[I-P03-4-05] 経皮的大動脈弁形成術中の左室圧モニタリングの重要性
キーワード:大動脈弁狭窄症, brockenbrough, 大動脈弁閉鎖不全
【背景】経皮的大動脈弁形成術(BAV)は逆行性左室アプローチをすることが多く、術中左室圧モニターをするためには卵円孔あるいはBrockenbrough(BB)法による経中隔的左室アプローチをする必要がある。その有用性を検討した。【方法】BAV実施例(Critical ASは除く)のうち、左室圧モニターを行いながら手技を完遂した症例と左室圧モニターを行わなかった症例の2群間において、大動脈弁輪径(mm)、最大バルーン径/大動脈弁輪径比(%)、術前後の左室大動脈圧較差(mmHg)、術前後の大動脈弁逆流の悪化、BAV手技時間(分)、再介入の有無に関して比較した。

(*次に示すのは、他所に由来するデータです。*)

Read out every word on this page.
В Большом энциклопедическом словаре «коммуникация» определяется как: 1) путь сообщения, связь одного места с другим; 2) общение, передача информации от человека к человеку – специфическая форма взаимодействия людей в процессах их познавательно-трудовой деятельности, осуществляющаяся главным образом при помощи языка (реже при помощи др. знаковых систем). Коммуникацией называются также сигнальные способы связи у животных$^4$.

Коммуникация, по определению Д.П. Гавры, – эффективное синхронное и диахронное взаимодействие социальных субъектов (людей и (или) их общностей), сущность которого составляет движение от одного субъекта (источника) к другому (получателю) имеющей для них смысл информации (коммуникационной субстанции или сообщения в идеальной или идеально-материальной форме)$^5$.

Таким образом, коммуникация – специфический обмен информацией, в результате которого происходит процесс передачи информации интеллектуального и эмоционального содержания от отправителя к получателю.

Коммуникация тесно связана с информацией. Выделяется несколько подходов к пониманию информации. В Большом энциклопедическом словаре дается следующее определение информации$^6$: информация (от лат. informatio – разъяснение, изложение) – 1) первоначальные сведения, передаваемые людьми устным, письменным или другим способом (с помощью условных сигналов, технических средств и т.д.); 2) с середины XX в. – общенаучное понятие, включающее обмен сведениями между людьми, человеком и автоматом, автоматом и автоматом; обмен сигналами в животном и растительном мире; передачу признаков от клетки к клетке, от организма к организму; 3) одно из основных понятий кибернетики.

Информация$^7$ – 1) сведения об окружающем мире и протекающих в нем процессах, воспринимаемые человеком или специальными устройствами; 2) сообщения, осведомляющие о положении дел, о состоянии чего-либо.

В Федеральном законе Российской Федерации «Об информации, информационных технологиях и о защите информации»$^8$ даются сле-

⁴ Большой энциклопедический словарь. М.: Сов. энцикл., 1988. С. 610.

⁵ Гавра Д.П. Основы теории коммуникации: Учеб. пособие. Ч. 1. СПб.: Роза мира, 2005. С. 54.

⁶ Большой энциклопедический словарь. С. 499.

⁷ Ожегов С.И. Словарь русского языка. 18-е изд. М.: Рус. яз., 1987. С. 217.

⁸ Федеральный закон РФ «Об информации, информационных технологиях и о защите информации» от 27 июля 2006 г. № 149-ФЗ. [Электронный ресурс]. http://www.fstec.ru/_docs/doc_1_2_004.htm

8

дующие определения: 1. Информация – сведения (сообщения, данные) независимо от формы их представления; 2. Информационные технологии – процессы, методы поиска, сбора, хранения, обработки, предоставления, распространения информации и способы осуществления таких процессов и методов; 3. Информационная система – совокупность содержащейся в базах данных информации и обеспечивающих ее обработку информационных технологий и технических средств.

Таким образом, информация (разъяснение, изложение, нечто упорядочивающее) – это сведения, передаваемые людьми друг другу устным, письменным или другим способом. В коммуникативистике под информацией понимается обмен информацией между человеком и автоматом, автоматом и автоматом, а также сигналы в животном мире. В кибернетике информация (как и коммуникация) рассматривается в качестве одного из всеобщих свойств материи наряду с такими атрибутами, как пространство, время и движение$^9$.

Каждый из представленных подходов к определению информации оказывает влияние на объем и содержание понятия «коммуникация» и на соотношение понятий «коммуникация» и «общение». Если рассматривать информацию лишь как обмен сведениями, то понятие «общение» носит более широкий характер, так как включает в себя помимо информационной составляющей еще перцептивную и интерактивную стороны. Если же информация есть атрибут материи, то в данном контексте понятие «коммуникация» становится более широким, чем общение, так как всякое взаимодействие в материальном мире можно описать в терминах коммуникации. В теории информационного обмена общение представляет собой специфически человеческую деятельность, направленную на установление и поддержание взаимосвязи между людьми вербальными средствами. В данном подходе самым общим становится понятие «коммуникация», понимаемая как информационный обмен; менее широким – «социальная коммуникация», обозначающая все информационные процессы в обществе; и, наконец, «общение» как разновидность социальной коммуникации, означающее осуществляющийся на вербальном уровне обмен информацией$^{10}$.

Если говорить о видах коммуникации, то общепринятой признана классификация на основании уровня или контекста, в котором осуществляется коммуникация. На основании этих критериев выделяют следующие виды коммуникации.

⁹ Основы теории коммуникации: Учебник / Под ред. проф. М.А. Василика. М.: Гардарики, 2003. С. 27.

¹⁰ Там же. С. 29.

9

【結果】対象15例中、7例(47%)でBB法あるいは経卵円孔的に左室圧モニターを実施した。年齢9.2 (2.9-13.1) 歳、大動脈弁輪径15(12-20)mm、最大バルーン径/大動脈弁輪径比0.91(0.87-1.02)であり、大動脈左室圧較差は53(45-59mmHg)から24(22-32)mmHgと低下した。BAV手技時間91(75-104)分であった。左室圧モニターを実施した群では最大バルーン径/大動脈弁輪径比が有意に高かったものの[101(94-104)% vs 87(79-107)% ,P=0.05]、大動脈弁輪径(P=0.52)、術前および術後大動脈左室圧較差(ともにP=1.0)、BAV手技時間(P=0.79)に有意差はなかった。また術後大動脈弁逆流の程度は軽度4例vs.4例、中等度3例vs.3例と変わらないが、再介入は0例 vs. 3例と左室圧モニター群の方が少なかった。【結語】小児BAVにおいてBB法を併用した術中左室圧モニタリングを行うことで不要な拡張などを回避することができるのではないかと考えた。